Full of Warts

User Rating: 3 | Battletoads & Double Dragon SNES

The Battetoads and Double Dragon games are notoriously difficult, but the crossover title Battletoads and Double Dragon for the Super Nintendo Entertainment system is excruciatingly hard due to bad game design. In its pure beat-em-up moments, it succeeds well enough, but its set-piece diversity is ironically a weak-point because these parts are filled with mechanical issues. The surprisingly acclaimed Battletoads and Double Dragon simply fails in trying to offer a non-traditional take on its genre.

You can play as either two Double Dragon characters (Billy, Jimmy Lee) or as one of three Battletoads characters (Zitz, Pimple, and Rash), but there is little distinction between choices. Other than attack style, all of the characters basically play alike. In combat, Battletoads and Double Dragon is the quintessential button-masher that contains some variation in its allowing players to pick up melee weapons and counter-attack foes by utilizing the tactics of those enemies. In this regard, Battletoads and Double Dragon is a commendable experience.

Also notable is the flashy, cartoonish , fun-to-watch combat. Characters display over-exaggeration in zany ways (such as letting their jaws drop to the floor when seeing a baddie with the build of Arnold Schwarzenegger and the determined look of a killer such as Rambo), adding a good dose of juvenile comedy. Battletoads and Double Dragon is like a 90's Saturday morning action cartoon show put onto a sixteen-bit cartridge; the music is a saturation of energetic rock and characters are caricatures of the rad, relevant hero and the sleazy, nasty villain.

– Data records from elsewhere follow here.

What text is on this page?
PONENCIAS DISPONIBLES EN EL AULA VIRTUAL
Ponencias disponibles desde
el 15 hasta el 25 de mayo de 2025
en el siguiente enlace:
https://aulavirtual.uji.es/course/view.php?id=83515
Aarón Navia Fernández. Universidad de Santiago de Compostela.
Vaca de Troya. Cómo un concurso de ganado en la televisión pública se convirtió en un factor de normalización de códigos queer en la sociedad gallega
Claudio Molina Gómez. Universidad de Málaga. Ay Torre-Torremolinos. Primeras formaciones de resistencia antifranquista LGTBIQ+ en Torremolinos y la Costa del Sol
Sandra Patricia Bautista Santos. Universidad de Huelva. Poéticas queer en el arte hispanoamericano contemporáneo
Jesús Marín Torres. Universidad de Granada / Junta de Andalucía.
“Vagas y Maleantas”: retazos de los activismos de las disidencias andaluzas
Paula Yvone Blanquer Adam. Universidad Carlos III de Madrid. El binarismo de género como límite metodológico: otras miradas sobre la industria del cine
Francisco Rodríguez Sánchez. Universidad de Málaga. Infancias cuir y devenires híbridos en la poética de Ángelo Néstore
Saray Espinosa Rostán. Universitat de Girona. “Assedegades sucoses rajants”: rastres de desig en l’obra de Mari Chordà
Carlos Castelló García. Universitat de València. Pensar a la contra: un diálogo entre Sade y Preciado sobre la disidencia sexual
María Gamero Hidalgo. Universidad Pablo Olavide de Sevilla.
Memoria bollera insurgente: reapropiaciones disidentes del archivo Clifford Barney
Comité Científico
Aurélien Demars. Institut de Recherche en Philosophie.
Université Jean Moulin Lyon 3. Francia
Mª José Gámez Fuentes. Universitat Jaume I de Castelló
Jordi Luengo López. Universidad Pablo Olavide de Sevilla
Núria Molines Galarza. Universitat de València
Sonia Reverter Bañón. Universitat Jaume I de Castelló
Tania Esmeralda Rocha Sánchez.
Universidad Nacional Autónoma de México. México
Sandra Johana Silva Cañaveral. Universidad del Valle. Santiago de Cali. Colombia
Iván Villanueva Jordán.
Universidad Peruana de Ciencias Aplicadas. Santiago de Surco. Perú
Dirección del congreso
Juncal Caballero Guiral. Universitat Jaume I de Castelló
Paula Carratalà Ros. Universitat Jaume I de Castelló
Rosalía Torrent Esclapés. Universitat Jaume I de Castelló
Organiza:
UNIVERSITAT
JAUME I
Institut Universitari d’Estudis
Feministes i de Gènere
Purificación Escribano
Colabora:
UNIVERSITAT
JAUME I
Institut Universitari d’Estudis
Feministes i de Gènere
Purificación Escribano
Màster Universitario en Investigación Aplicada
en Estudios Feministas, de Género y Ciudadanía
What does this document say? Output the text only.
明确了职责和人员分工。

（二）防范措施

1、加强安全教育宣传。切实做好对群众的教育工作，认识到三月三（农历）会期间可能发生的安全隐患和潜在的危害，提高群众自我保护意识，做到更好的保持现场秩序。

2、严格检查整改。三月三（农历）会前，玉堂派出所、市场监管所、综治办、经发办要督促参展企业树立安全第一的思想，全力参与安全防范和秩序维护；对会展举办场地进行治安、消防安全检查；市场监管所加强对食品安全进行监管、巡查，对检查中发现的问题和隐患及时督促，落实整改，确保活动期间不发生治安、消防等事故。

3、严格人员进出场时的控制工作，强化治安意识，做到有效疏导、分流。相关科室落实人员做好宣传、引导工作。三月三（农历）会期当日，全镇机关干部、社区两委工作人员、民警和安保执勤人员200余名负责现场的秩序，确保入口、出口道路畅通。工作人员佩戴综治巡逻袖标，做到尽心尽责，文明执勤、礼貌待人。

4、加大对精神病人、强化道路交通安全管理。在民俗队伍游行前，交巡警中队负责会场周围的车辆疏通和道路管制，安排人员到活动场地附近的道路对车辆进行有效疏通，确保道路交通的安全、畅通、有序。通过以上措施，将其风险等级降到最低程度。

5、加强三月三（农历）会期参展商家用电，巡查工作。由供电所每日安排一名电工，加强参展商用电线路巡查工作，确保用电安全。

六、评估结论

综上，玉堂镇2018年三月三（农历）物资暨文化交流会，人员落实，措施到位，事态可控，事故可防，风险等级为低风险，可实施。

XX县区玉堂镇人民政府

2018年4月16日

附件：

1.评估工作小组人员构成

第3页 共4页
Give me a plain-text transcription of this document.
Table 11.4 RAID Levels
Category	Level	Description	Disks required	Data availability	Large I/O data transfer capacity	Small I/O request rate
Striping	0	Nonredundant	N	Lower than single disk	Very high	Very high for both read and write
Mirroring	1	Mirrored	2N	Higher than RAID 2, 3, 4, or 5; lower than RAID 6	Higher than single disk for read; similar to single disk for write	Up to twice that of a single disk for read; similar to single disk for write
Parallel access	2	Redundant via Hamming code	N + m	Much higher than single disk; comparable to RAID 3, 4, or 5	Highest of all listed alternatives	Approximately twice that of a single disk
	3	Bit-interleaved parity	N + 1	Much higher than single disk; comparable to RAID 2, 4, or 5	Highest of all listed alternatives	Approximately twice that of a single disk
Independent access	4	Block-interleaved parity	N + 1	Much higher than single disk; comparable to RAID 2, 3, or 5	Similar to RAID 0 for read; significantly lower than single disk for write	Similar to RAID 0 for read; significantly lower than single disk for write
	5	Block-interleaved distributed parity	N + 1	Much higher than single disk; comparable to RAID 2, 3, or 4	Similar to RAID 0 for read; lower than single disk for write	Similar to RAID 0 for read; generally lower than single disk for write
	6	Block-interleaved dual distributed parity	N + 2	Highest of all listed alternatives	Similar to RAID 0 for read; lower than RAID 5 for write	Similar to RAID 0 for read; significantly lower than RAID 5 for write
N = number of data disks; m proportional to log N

The nastiest aspect of this game is its failure in providing a diverse beat-em-up experience. In set-pieces where Battletoads and Double Dragon breaks away from tradition, it fails miserably with unbalanced consequences and frustrating mechanics. When the gameplay turns into a 2D platforming/beat-em-up hybrid, the characters' abilities are not enough to overcome the insanely difficult, cheap obstacles. You will find yourself losing life after life in situations in which poor control, sudden death traps, and unfair fights consume you. The death traps of the fray do not accommodate the strict limitations of the Dragons and Battletoads.

And when Battletoads and Double Dragon tries to be a different genre altogether, it becomes a sloppy, impossible mess. I am mostly referring to a stage that is inspired by the classic arcade and Atari game Asteroids, though the same can be said of other moments in Battletoads and Double Dragon. The Asteroids-inspired stage epitomizes what is bad about this game: horrible, wonky controls and ridiculous punishment for minor errors in overly long, repetitive set-pieces. The seemingly insurmountable task of completing this game is an attribute that plagued the original Battletoads.

Battletoads for the Nintendo Entertainment System was one of the most innovative titles of its time, and while Battletoads and Double Dragon does not reach its admirable heights, it shares one unfortunate characteristic with that title: it is too hard. However, as stated earlier, Battletoads and Double Dragon does not max out on a scale of difficulty. Rather, it is on no chart that rates challenge; this game is impossible because of its poor design.